Autoencoding any Data through Kernel Autoencoders
This provides a novel kernel-based method for data representation, potentially useful for domains like graph data, but it is incremental as it builds on existing autoencoder and kernel concepts.
The paper introduces Kernel Autoencoders (KAE) to represent data in Hilbert spaces, extending autoencoding to infinite dimensions and any data type via RKHS, with theoretical analysis and empirical validation on simulated data and molecules.
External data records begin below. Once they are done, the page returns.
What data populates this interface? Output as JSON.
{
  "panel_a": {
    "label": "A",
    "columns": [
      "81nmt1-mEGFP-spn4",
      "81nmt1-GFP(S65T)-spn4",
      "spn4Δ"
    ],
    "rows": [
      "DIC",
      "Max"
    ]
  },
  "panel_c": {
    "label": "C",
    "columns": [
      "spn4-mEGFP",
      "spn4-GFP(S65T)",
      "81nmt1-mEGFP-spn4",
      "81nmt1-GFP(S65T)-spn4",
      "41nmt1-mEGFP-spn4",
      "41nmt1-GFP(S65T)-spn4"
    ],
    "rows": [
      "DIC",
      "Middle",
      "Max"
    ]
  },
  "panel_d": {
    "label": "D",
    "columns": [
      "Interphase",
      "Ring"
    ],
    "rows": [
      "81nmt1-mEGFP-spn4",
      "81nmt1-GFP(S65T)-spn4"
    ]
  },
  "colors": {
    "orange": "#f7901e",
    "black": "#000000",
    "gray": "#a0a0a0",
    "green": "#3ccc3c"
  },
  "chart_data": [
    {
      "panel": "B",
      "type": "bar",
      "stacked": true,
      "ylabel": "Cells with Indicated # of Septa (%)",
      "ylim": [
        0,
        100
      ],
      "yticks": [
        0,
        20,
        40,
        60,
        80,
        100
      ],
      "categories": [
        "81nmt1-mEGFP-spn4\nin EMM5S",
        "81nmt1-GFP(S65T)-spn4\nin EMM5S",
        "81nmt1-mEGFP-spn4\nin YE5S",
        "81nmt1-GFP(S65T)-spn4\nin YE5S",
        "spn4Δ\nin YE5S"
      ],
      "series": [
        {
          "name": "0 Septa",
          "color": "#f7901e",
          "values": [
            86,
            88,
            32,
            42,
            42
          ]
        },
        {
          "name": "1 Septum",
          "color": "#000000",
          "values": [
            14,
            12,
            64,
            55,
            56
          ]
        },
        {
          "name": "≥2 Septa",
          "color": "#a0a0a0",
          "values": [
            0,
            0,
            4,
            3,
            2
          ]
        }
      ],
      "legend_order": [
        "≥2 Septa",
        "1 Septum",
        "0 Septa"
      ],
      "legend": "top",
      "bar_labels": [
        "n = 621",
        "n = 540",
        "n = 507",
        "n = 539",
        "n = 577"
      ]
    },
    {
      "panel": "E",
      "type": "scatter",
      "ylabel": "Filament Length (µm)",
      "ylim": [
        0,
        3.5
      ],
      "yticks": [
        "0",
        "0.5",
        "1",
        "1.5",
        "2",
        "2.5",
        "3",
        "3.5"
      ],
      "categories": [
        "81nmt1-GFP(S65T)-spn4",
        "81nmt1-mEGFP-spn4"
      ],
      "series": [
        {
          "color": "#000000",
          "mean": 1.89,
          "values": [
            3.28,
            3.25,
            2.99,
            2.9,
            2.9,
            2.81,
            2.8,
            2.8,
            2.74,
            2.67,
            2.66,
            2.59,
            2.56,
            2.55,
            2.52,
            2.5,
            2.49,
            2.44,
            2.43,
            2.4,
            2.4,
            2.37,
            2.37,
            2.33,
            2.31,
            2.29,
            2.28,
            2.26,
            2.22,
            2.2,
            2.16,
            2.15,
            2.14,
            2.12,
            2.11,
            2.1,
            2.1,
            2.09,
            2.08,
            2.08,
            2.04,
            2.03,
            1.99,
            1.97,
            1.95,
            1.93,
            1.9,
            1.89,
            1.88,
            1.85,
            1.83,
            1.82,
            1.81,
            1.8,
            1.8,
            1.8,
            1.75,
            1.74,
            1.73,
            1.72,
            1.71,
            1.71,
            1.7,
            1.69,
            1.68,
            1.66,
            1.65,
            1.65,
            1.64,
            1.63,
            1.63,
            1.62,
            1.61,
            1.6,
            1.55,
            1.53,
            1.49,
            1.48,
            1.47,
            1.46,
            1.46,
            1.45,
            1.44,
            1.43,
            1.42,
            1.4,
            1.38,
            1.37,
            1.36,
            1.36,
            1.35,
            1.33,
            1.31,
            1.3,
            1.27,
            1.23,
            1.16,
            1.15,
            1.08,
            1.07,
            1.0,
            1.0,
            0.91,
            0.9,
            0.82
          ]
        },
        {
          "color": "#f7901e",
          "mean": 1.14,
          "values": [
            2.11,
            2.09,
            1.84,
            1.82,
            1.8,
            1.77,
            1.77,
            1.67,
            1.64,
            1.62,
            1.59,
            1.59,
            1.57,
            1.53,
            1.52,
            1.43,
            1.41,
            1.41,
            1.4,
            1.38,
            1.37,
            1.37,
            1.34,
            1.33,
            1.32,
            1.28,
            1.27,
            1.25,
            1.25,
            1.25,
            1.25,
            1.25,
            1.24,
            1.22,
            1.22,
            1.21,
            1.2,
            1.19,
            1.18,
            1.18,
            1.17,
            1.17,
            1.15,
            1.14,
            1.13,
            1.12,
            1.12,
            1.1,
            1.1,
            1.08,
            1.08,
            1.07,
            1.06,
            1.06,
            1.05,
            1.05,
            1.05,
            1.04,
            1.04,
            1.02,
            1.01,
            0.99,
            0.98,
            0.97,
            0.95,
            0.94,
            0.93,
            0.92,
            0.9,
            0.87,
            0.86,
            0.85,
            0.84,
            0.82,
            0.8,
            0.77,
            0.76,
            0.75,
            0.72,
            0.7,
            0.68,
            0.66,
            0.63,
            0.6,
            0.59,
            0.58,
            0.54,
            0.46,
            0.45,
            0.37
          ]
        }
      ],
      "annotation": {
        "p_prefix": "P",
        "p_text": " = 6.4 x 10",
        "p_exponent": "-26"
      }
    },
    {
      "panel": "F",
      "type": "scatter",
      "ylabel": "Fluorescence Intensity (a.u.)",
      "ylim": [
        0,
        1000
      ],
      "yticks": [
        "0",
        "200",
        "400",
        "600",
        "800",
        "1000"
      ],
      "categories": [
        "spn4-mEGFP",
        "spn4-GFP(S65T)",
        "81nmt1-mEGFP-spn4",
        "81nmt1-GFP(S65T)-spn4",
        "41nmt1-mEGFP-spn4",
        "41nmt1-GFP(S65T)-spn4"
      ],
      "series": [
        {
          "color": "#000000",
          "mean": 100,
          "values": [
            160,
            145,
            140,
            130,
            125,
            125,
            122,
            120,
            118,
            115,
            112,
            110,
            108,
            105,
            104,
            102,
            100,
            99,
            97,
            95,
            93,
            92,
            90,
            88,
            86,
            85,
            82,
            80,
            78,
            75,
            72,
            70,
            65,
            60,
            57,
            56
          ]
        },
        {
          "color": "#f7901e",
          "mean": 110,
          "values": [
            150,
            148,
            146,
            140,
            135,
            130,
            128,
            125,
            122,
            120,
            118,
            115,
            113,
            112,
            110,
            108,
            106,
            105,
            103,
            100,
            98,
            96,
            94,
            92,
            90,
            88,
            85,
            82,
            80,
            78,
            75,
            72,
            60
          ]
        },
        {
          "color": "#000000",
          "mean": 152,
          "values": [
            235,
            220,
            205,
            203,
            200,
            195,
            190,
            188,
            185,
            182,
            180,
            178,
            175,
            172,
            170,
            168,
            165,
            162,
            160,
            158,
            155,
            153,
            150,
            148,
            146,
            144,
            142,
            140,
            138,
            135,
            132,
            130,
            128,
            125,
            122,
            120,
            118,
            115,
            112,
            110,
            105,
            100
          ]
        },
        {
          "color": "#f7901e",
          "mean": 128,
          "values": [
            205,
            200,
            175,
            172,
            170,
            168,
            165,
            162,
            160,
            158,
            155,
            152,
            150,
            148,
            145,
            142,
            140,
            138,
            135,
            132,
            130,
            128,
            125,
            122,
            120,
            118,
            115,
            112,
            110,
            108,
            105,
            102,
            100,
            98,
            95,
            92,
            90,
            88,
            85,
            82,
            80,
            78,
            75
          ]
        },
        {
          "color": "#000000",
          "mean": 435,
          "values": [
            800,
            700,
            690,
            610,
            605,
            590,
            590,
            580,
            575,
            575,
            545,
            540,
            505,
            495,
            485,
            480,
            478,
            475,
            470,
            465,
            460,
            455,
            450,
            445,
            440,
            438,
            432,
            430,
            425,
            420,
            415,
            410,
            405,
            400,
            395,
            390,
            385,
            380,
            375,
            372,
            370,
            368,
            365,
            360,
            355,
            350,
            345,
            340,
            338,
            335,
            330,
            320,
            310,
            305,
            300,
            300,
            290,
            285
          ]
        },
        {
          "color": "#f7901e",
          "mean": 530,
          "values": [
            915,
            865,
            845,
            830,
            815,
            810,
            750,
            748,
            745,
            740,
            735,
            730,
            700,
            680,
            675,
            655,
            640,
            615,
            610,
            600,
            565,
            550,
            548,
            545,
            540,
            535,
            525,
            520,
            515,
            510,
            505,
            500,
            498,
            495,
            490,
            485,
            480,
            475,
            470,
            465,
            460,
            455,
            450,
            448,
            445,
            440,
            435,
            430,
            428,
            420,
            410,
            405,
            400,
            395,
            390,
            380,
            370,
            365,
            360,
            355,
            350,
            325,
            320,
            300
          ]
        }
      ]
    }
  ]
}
This paper investigates a novel algorithmic approach to data representation based on kernel methods. Assuming that the observations lie in a Hilbert space X, the introduced Kernel Autoencoder (KAE) is the composition of mappings from vector-valued Reproducing Kernel Hilbert Spaces (vv-RKHSs) that minimizes the expected reconstruction error. Beyond a first extension of the autoencoding scheme to possibly infinite dimensional Hilbert spaces, KAE further allows to autoencode any kind of data by choosing X to be itself a RKHS. A theoretical analysis of the model is carried out, providing a generalization bound, and shedding light on its connection with Kernel Principal Component Analysis. The proposed algorithms are then detailed at length: they crucially rely on the form taken by the minimizers, revealed by a dedicated Representer Theorem. Finally, numerical experiments on both simulated data and real labeled graphs (molecules) provide empirical evidence of the KAE performances.